An area function represents the accumulated area under a curve from a starting point \(a\) to another point \(x\). In calculus, this is expressed as an integral:

• The area function \(A(x)\) is defined as \(A(x) = \int_{a}^{x} f(t) \, dt\).
• The function \(f(t)\) is integrated over the interval from \(a\) to \(x\) to find \(A(x)\).

For the given function \(f(t) = 2t + 5\) and \(a = 0\), the area function becomes \(A(x) = \int_{0}^{x} (2t + 5) \, dt\). This integral is solved using basic integration rules resulting in \(A(x) = x^2 + 5x\).
This quadratic function \(A(x)\), when plotted, is a parabola that opens upwards, demonstrating the accumulation of area under the curve as \(x\) increases.
Calculating the area function is a foundational step in integral calculus, providing insights into how functions accumulate over intervals.

The derivative is a fundamental concept in calculus that signifies the rate of change of a function. It is essential for understanding how functions behave. For the function \(A(x) = x^2 + 5x\):

• The derivative \(A'(x)\) of the area function is calculated as \(A'(x) = \frac{d}{dx}(x^2 + 5x)\).
• Applying the power rule, the derivative simplifies to \(2x + 5\).

The derivative \(A'(x)\) represents the slope of the tangent line to the curve \(A(x)\) at any point \(x\). Since \(A'(x) = f(x)\), it confirms that the rate at which the area accumulates (\(A'(x)\)) corresponds to the original function \(f(x)\). This relationship is core to understanding how derivatives reflect instantaneous changes within functions.

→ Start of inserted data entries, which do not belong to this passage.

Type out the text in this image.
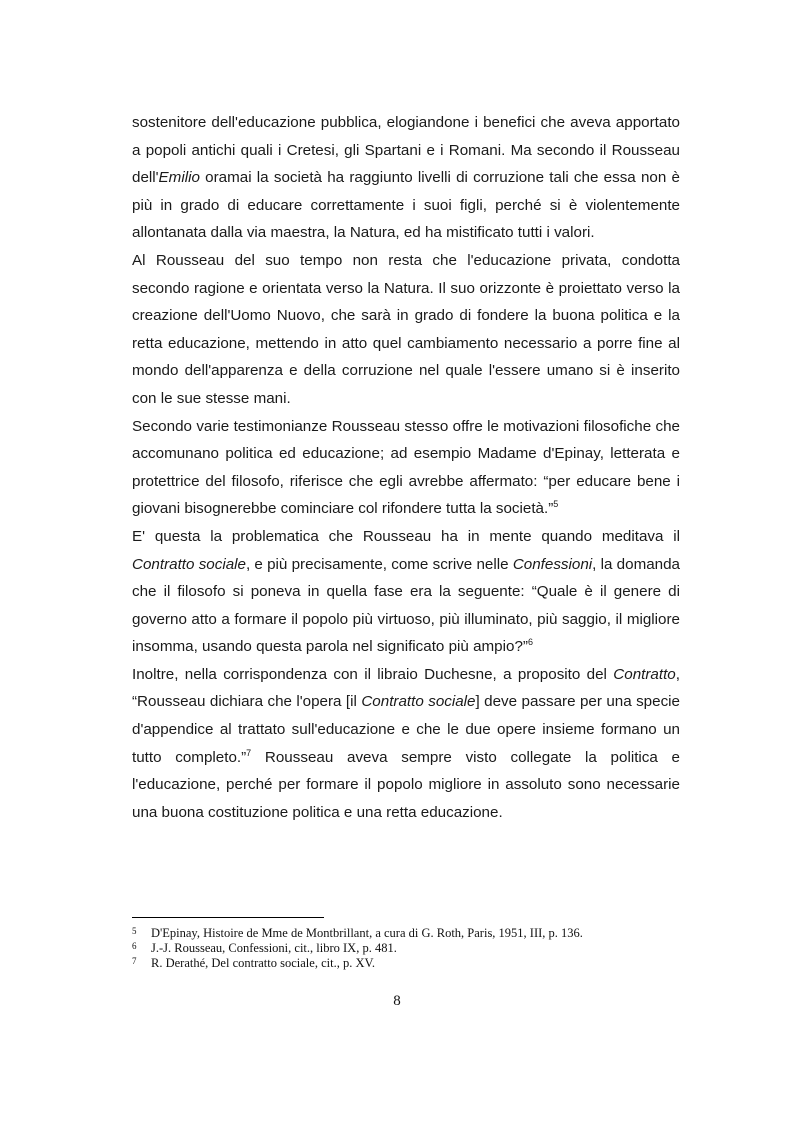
sostenitore dell'educazione pubblica, elogiandone i benefici che aveva apportato a popoli antichi quali i Cretesi, gli Spartani e i Romani. Ma secondo il Rousseau dell'Emilio oramai la società ha raggiunto livelli di corruzione tali che essa non è più in grado di educare correttamente i suoi figli, perché si è violentemente allontanata dalla via maestra, la Natura, ed ha mistificato tutti i valori.

Al Rousseau del suo tempo non resta che l'educazione privata, condotta secondo ragione e orientata verso la Natura. Il suo orizzonte è proiettato verso la creazione dell'Uomo Nuovo, che sarà in grado di fondere la buona politica e la retta educazione, mettendo in atto quel cambiamento necessario a porre fine al mondo dell'apparenza e della corruzione nel quale l'essere umano si è inserito con le sue stesse mani.

Secondo varie testimonianze Rousseau stesso offre le motivazioni filosofiche che accomunano politica ed educazione; ad esempio Madame d'Epinay, letterata e protettrice del filosofo, riferisce che egli avrebbe affermato: “per educare bene i giovani bisognerebbe cominciare col rifondere tutta la società.”$^5$

E' questa la problematica che Rousseau ha in mente quando meditava il Contratto sociale, e più precisamente, come scrive nelle Confessioni, la domanda che il filosofo si poneva in quella fase era la seguente: “Quale è il genere di governo atto a formare il popolo più virtuoso, più illuminato, più saggio, il migliore insomma, usando questa parola nel significato più ampio?”$^6$

Inoltre, nella corrispondenza con il libraio Duchesne, a proposito del Contratto, “Rousseau dichiara che l'opera [il Contratto sociale] deve passare per una specie d'appendice al trattato sull'educazione e che le due opere insieme formano un tutto completo.”$^7$ Rousseau aveva sempre visto collegate la politica e l'educazione, perché per formare il popolo migliore in assoluto sono necessarie una buona costituzione politica e una retta educazione.

5	D'Epinay, Histoire de Mme de Montbrillant, a cura di G. Roth, Paris, 1951, III, p. 136.
6	J.-J. Rousseau, Confessioni, cit., libro IX, p. 481.
7	R. Derathé, Del contratto sociale, cit., p. XV.
8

The Fundamental Theorem of Calculus bridges the process of differentiation and integration, offering a profound insight into calculus. It is composed of two main parts:

• The first part states that if \(f\) is continuous on \([a, b]\), and \(F\) is an antiderivative of \(f\) on \([a, b]\), then \(\int_a^b f(x) \, dx = F(b) - F(a)\).
• The second part assures that for any continuous function \(f\), the derivative of its integral is the original function: \(\frac{d}{dx}\left(\int_{a}^{x} f(t) \, dt\right) = f(x)\).

In our context, the theorem confirms that the derivative of the area function \(A(x) = \int_{a}^{x} f(t) \, dt\) returns the function \(f(x)\) itself.
Consequently, observing \(A'(x) = f(x)\) showcases the powerful connection between integration and differentiation. This robust relationship forms the backbone of solving many calculus problems, offering insights into the properties and behaviors of functions through their integrals and derivatives.